Our economy is already fragile—the economy contracted in the last quarter and manufacturing has contracted at the fastest pace for seven years—and no deal would accelerate that decline. As I said, now is not the time to play Russian roulette with our economy. These are not the warnings of some ultra-remain group. These are warnings outlined in the Government’s own assessments and the warnings of leading industry figures. Members do not have to take my word for it. They do not have to listen to me if they do not want to. Instead, they can listen to the likes of Make UK, which represents 20,000 British manufacturing companies and has said that leaving without a deal would be

“the height of economic lunacy”.

They can listen to the National Farmers Union, which has said that no deal would have a “devastating impact” on British food and farming and

“must be avoided at all costs”.

Or they can listen to the British Medical Association, which has made clear:

“The consequences of ‘no deal’
could have potentially catastrophic consequences for patients, the health workforce and services, and the nation’s health.”

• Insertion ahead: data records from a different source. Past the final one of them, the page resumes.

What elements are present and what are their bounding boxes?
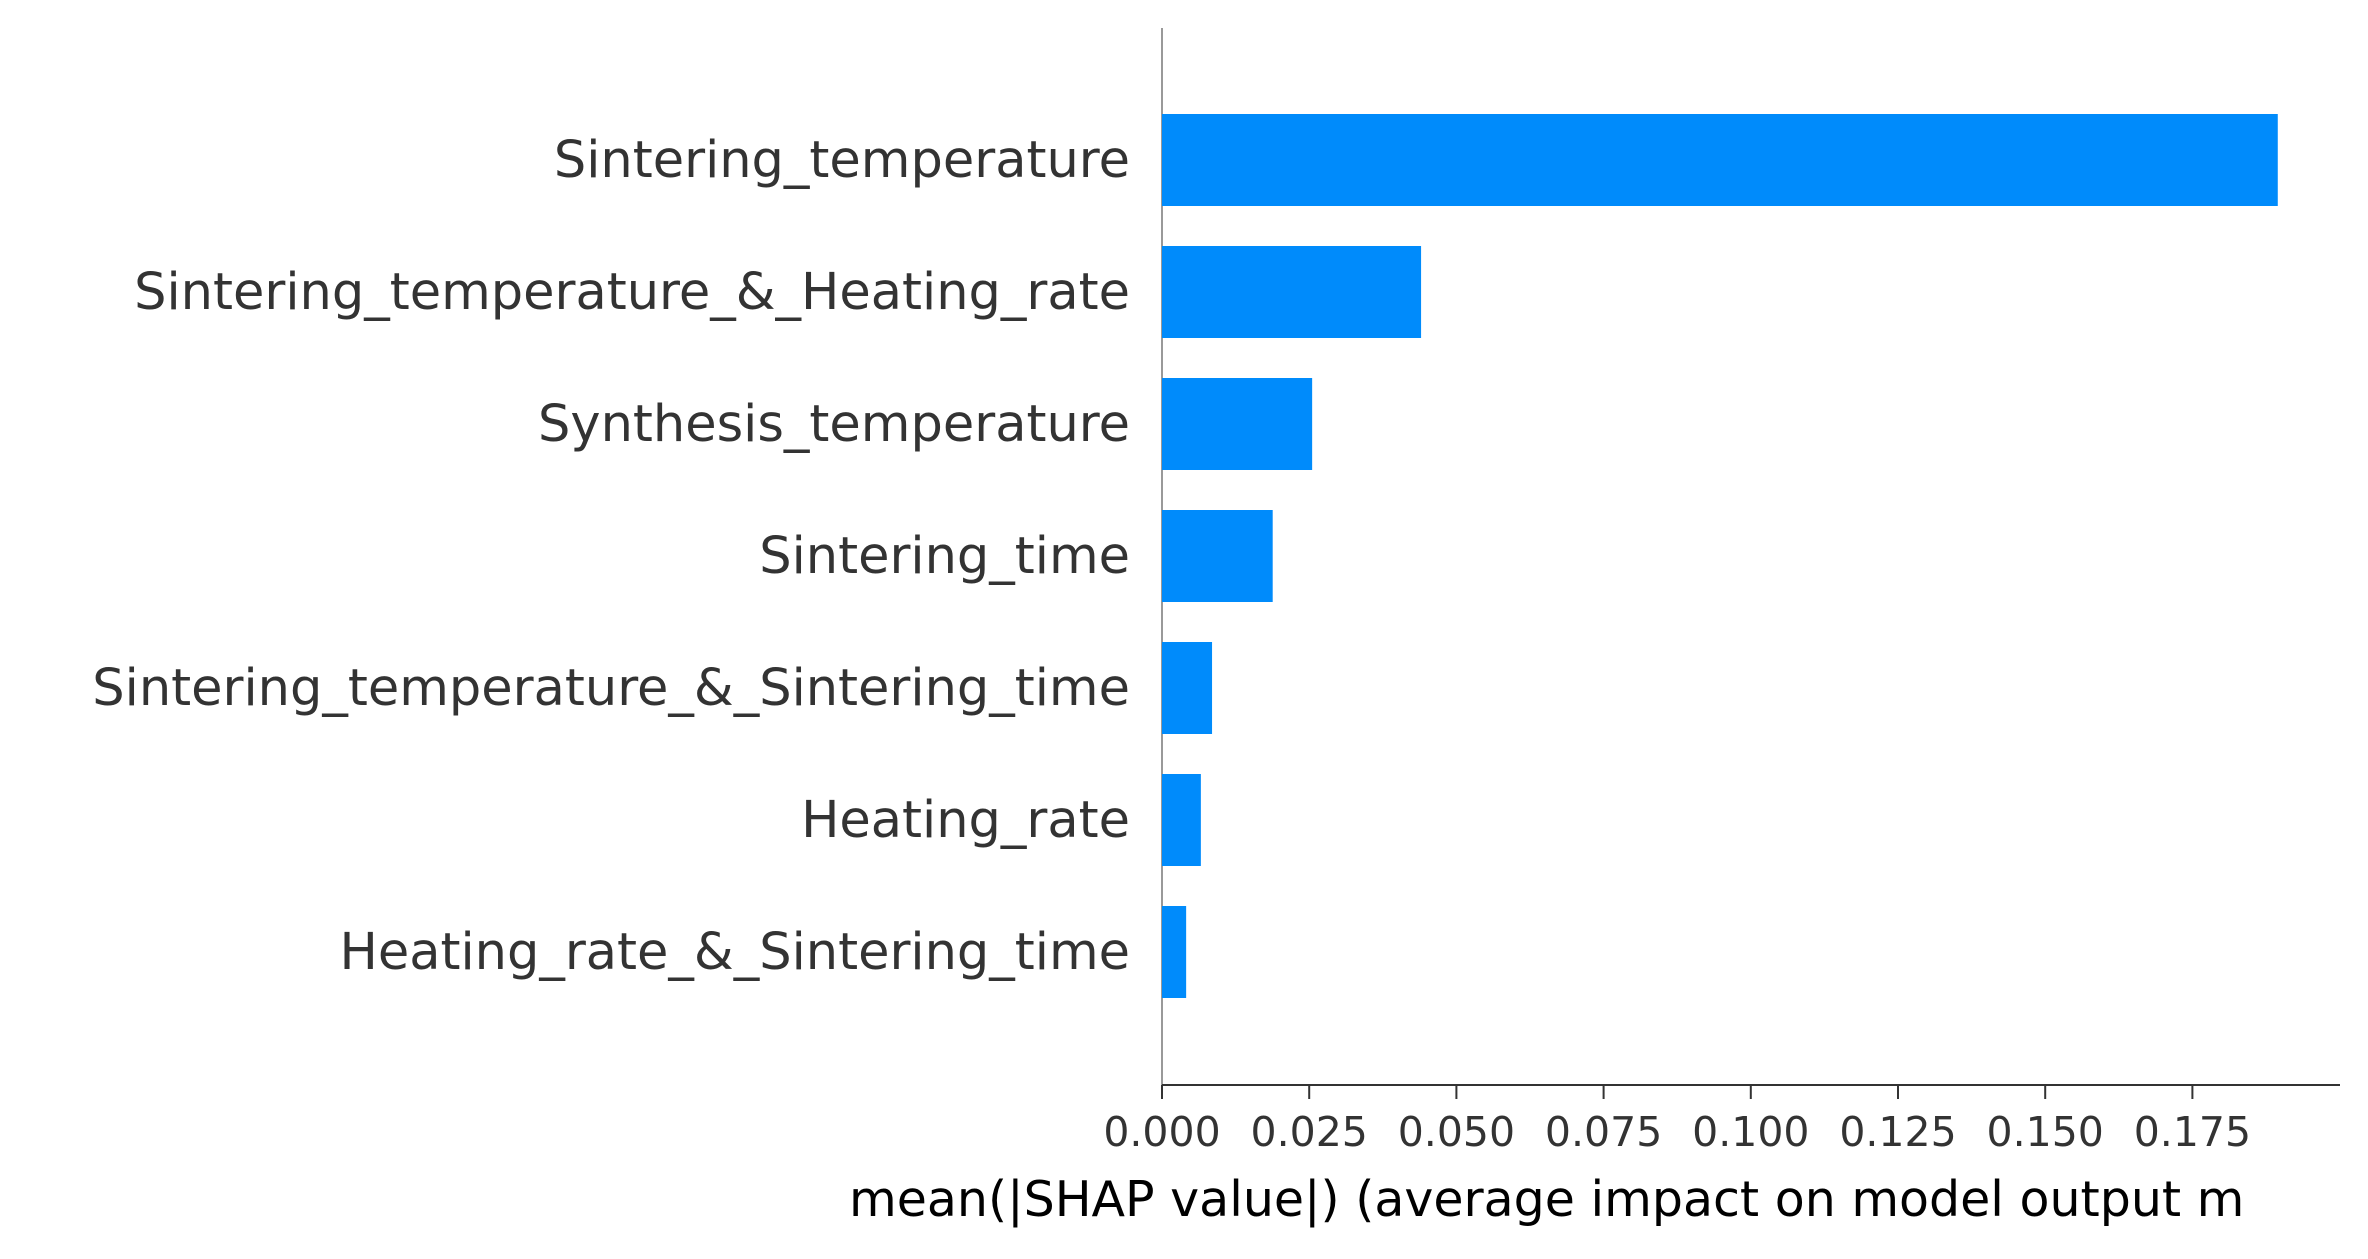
bar [1162,378,1313,470]
bar [1162,906,1187,998]
x-ticks: 0.000 0.025 0.050 0.075 0.100 0.125 0.150 0.175 [1103,1085,2251,1156]
bar [1162,246,1422,338]
y-tick-label: Sintering_temperature [554,131,1130,190]
x-tick-label: 0.025 [1251,1108,1368,1156]
bar [1162,114,2278,206]
bar [1162,642,1213,734]
y-tick-label: Heating_rate [801,791,1130,850]
x-tick-label: 0.125 [1839,1108,1956,1156]
x-tick-label: 0.000 [1103,1108,1220,1156]
x-tick-label: 0.175 [2134,1108,2251,1156]
y-tick-label: Sintering_time [759,527,1130,586]
y-tick-label: Sintering_temperature_&_Heating_rate [134,263,1130,322]
x-axis-label: mean(|SHAP value|) (average impact on mo… [849,1171,2244,1228]
x-tick-label: 0.150 [1987,1108,2104,1156]
y-tick-label: Heating_rate_&_Sintering_time [340,923,1131,982]
x-tick-label: 0.050 [1398,1108,1515,1156]
y-tick-label: Synthesis_temperature [538,395,1130,454]
bars-group [1162,114,2278,998]
bar [1162,774,1201,866]
x-tick-label: 0.100 [1692,1108,1809,1156]
bar [1162,510,1273,602]
x-tick-label: 0.075 [1545,1108,1662,1156]
y-tick-label: Sintering_temperature_&_Sintering_time [92,659,1130,718]
y-tick-labels: Sintering_temperature Sintering_temperatu… [92,131,1130,982]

We must listen to what every sector of society is telling us regarding the damage of a no-deal Brexit and what it will do to our society and our economy. If we, as a Parliament, do not make this stand today, there may not be another opportunity—it may simply be too late. We must listen to those warnings, If people in this House know better than the BMA, the NFU or Make UK about their own sectors, or know better than the trade unions that represent the people working in those plants and delivery facilities all over the country, they should say so now. I have met trade unionists all over the country in the past few months and spoken to the TUC about this. They are all deeply worried about the continued job losses in manufacturing because of the uncertainty that no deal will bring.

I understand that there will be some concern about the Bill that may follow this debate—some concern from Members across the House that supporting such a Bill would be an attempt to block Brexit or reverse the results of the 2016 referendum. That is not the case; this Bill does not close other options to resolve the Brexit impasse. The Bill is about preventing a damaging no deal, for which this Government have no mandate and for which there is very little public support. The Bill is designed purely to provide vital breathing space in order to find an alternative way through the Brexit mess that this and the previous Government have created.

Today is another historic day in Parliament. It is our chance to seize this last opportunity and to stand up to a bullying Government who have shown themselves ready to dodge scrutiny and silence debate. If we do not act today, we may not get another chance. Whether people voted leave or remain, they did not vote to shut down democracy. The very large number of people who were on the streets last Saturday, from both the leave and remain views, were very concerned about the way in which this Government are trying to shut down debate, shut down democracy and lead us into what I believe would be the problems of a no-deal Brexit. So I urge all MPs today to do what they believe to be right for their constituents—for their jobs, their living standards and their communities—and support the proposal today that we may debate the Bill tomorrow and prevent a no-deal Brexit, with all the damage it would do to our community and to our society.